Ethron took nothing. Before his own door had even been tested by the Inquisitors, he had climbed through his window and fled into the nearby trees. Darkness would be his friend tonight. It would cover his escape, even if it obscured his path.
Eventually Ethron stood before the Elverstill – an ancient temple complex claimed hundreds of years ago by the Church. Built like a fortress, it once would have housed thousands of magi, apprentices, servants and pilgrims. Now it was the refuge of perhaps a few hundred.
Originally, the priests had been trustees of the Church. In the beginning, these members had been zealous for the relentless cause of the See. They had plundered the temple and sent anything of value back to their masters. Yet over time, the remote location of the Elverstill made the priests undesirable of such duty, and it became more of a punishment than routine service. This was how the magi won the first battle.
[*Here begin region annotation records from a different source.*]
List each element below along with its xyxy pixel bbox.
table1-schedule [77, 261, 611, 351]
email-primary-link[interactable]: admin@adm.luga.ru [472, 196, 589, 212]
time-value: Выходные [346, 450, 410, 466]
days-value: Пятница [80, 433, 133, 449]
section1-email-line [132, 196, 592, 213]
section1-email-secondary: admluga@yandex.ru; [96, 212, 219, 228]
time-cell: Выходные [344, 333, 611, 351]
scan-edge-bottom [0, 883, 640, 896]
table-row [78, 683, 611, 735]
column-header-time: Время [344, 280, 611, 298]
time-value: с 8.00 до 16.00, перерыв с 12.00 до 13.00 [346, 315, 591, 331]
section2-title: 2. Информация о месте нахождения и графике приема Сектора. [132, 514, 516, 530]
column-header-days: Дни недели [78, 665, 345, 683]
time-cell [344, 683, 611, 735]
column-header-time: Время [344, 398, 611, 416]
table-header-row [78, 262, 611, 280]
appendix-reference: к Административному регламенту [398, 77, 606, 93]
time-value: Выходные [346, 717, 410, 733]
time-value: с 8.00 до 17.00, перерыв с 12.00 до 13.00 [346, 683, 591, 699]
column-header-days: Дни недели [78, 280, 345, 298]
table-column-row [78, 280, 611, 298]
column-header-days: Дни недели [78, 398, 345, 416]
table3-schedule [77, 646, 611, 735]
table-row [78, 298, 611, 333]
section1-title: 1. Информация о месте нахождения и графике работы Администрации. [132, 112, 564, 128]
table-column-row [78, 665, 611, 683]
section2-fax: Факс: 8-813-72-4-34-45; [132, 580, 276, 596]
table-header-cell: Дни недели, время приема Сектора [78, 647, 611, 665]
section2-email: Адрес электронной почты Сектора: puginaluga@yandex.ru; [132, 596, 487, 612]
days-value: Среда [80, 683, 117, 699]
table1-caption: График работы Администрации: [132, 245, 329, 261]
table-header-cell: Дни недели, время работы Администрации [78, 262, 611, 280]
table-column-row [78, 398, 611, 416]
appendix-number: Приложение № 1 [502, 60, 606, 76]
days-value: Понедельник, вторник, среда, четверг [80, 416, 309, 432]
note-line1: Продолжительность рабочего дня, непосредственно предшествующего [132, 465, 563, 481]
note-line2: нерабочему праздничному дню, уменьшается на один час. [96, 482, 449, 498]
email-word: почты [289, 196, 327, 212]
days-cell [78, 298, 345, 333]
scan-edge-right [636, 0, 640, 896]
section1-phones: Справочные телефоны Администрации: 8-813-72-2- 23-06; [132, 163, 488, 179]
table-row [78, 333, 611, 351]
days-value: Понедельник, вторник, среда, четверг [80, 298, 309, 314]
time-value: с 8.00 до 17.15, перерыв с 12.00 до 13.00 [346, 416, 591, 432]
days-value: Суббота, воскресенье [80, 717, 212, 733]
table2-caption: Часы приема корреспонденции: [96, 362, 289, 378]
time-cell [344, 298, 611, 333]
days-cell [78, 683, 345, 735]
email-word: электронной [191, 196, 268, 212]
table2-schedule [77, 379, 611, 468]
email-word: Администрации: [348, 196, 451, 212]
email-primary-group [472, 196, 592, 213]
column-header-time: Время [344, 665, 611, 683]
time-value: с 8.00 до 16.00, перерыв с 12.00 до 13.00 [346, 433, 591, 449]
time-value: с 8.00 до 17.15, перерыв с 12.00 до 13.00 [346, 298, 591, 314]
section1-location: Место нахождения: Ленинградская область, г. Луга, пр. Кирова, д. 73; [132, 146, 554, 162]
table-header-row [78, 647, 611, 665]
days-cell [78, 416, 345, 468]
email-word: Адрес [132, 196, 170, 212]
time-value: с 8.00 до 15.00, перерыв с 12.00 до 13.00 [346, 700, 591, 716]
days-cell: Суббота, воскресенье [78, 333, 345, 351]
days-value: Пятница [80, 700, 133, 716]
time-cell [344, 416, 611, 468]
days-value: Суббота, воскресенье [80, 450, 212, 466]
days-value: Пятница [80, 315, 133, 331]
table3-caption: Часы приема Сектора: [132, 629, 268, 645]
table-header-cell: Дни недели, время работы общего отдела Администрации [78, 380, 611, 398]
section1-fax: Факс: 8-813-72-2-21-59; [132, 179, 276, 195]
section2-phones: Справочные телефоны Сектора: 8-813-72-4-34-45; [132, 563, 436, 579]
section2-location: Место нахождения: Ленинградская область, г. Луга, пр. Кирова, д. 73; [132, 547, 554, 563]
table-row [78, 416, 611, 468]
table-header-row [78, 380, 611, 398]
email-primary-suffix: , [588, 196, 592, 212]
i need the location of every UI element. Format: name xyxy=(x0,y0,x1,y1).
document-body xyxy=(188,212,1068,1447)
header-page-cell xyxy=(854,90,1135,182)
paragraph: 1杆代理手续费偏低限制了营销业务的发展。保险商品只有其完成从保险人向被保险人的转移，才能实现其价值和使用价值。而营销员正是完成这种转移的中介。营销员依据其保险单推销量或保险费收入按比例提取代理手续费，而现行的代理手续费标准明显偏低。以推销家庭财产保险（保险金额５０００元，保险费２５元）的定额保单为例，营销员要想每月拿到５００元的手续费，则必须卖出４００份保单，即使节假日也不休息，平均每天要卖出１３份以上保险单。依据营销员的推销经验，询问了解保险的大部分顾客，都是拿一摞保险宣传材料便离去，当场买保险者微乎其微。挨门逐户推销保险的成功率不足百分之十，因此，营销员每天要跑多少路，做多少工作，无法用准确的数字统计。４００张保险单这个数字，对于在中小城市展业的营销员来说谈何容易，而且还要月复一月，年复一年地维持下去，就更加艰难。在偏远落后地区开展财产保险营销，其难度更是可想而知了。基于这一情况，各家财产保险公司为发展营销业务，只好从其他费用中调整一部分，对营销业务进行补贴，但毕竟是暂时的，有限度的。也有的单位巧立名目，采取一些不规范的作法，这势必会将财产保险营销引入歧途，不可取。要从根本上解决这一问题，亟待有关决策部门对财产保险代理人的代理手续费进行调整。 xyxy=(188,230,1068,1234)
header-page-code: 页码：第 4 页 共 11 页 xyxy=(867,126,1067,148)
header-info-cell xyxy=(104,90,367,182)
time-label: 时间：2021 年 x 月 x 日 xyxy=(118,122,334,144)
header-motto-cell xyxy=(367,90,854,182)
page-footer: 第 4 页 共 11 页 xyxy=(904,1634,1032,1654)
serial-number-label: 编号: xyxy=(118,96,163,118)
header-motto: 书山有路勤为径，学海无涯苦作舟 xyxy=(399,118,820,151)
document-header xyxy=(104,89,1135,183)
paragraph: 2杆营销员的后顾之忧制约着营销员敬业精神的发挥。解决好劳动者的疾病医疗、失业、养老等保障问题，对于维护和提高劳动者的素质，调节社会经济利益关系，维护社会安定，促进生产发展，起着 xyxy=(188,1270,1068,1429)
By entering the ranks of the priests, the magi were able to soon regain control of remote towns and ancient temples. The infiltration was so successful that some were even able to claim higher positions of influence. This allowed them to oversee priestly duty, and by Ethron’s time, forty priests tended the church – all of them magi.
The second battle would not be won for many years to come. At that time, the plan to discredit the Inquisitors themselves was something only whispered about in the darkest corners of Rome.
Ethron brought his fists down heavily upon the high oak doors. At least one or two priests would be doing the rounds. It was their duty after all. After a minute, one of the doors creaked open and Sylmore the Second (although he was not yet known by this name) looked down upon Ethron.
He must have looked a sight. Before him stood a thoroughly dirty and bloodied form wearing nothing but his undergarments. At the time, no one would have guessed, but standing at the doors of the Great Hall was the only survivor of Caravel, and the last refugee of the Elverstill.